Paper Chase is a research database designed to offer abstracts of research articles published in journals that have a highly rated impact factor as determined by ISI Impact Factor and PageRank. Abstracts are organized by date, with the most recently published papers listed first. 

Paper Chase

Stress hormones promote EGFR inhibitor resistance in NSCLC: Implications for combinations with β-blockers.

Sci Transl Med. Nov 08, 2017;9(415)
Nilsson MB, Sun H, Diao L, Tong P, Liu D, Li L, Fan Y, Poteete A, Lim SO, Howells K, Haddad V, Gomez D, Tran H, Pena GA, Sequist LV, Yang JC, Wang J, Kim ES, Herbst R, Lee JJ, Hong WK, Wistuba I, Hung MC, Sood AK, Heymach JV.

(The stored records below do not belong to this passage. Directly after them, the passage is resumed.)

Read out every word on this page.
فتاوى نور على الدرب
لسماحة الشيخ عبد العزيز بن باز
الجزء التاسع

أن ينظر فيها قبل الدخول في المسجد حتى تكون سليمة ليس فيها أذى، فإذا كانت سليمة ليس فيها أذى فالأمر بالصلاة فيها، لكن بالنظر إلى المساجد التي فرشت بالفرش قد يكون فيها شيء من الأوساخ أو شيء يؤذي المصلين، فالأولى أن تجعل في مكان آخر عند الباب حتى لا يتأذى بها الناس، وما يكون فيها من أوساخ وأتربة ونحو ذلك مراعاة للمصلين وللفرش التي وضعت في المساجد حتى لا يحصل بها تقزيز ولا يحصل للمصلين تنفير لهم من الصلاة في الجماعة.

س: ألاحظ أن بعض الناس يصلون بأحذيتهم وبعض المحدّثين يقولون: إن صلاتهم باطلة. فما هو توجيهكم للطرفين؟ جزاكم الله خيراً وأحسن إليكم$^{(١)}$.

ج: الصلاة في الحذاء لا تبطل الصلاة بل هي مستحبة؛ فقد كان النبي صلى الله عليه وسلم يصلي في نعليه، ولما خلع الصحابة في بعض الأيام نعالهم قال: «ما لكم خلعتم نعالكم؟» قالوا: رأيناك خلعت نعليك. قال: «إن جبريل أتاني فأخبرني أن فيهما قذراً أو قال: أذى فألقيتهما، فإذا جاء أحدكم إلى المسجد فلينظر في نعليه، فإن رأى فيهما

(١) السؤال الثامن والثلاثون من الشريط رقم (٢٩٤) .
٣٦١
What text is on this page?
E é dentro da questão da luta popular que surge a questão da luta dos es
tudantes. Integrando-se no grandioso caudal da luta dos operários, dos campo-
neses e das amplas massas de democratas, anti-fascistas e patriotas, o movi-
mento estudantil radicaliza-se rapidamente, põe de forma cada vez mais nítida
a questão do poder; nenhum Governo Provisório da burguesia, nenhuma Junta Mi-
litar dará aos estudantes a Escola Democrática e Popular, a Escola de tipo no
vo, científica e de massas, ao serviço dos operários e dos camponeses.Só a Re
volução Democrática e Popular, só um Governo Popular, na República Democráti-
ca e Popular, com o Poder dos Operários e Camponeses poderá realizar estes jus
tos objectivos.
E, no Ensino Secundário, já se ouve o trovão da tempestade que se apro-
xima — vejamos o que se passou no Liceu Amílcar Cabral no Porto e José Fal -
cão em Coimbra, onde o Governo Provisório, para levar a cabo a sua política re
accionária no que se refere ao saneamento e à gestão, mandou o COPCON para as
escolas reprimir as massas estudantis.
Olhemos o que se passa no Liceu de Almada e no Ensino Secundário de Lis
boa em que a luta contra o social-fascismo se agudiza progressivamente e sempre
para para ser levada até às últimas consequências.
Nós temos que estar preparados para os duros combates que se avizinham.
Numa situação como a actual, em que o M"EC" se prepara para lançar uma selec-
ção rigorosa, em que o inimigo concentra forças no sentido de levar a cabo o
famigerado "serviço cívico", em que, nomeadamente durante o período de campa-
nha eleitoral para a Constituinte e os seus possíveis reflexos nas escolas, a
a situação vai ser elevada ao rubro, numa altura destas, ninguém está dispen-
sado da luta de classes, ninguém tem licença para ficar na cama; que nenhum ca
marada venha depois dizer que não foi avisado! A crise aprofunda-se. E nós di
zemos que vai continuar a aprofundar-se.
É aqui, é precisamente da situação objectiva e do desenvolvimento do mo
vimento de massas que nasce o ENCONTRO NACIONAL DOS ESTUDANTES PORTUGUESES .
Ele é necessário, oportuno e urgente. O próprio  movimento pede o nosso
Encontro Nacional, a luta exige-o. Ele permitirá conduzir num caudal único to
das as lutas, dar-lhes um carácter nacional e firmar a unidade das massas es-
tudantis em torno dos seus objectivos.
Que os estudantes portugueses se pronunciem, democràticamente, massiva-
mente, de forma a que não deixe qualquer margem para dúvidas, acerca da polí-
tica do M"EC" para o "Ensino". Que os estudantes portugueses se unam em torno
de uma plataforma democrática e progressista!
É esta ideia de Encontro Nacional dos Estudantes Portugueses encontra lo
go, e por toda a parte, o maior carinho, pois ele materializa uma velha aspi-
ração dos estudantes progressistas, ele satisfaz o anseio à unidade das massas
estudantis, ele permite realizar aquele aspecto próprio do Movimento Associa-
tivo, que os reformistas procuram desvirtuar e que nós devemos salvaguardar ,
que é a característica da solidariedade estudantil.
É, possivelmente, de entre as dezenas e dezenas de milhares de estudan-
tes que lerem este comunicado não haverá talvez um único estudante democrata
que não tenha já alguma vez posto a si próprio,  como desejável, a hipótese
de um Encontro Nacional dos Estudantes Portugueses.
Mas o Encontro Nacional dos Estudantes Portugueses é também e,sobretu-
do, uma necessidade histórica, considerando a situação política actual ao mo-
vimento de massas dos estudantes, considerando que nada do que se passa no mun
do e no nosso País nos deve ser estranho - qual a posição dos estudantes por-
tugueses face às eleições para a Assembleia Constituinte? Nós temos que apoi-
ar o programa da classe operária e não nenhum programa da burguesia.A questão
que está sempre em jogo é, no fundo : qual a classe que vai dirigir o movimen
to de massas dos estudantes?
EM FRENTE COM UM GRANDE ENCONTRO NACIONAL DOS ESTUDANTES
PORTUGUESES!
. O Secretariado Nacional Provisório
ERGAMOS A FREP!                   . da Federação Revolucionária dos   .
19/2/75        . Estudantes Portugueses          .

Department of Thoracic/Head and Neck Medical Oncology, University of Texas MD Anderson Cancer Center, Houston, TX 77030, USA.


Epidermal growth factor receptor (EGFR) tyrosine kinase inhibitor (TKI) resistance mediated by T790M-independent mechanisms remains a major challenge in the treatment of non-small cell lung cancer (NSCLC). We identified a targetable mechanism of EGFR inhibitor resistance whereby stress hormones activate β2-adrenergic receptors (β2-ARs) on NSCLC cells, which cooperatively signal with mutant EGFR, resulting in the inactivation of the tumor suppressor, liver kinase B1 (LKB1), and subsequently induce interleukin-6 (IL-6) expression. We show that stress and β2-AR activation promote tumor growth and EGFR inhibitor resistance, which can be abrogated with β-blockers or IL-6 inhibition. IL-6 was associated with a worse outcome in EGFR TKI-treated NSCLC patients, and β-blocker use was associated with lower IL-6 concentrations and improved benefit from EGFR inhibitors. These findings provide evidence that chronic stress hormones promote EGFR TKI resistance via β2-AR signaling by an LKB1/CREB (cyclic adenosine 3',5'-monophosphate response element-binding protein)/IL-6-dependent mechanism and suggest that combinations of β-blockers with EGFR TKIs merit further investigation as a strategy to abrogate resistance.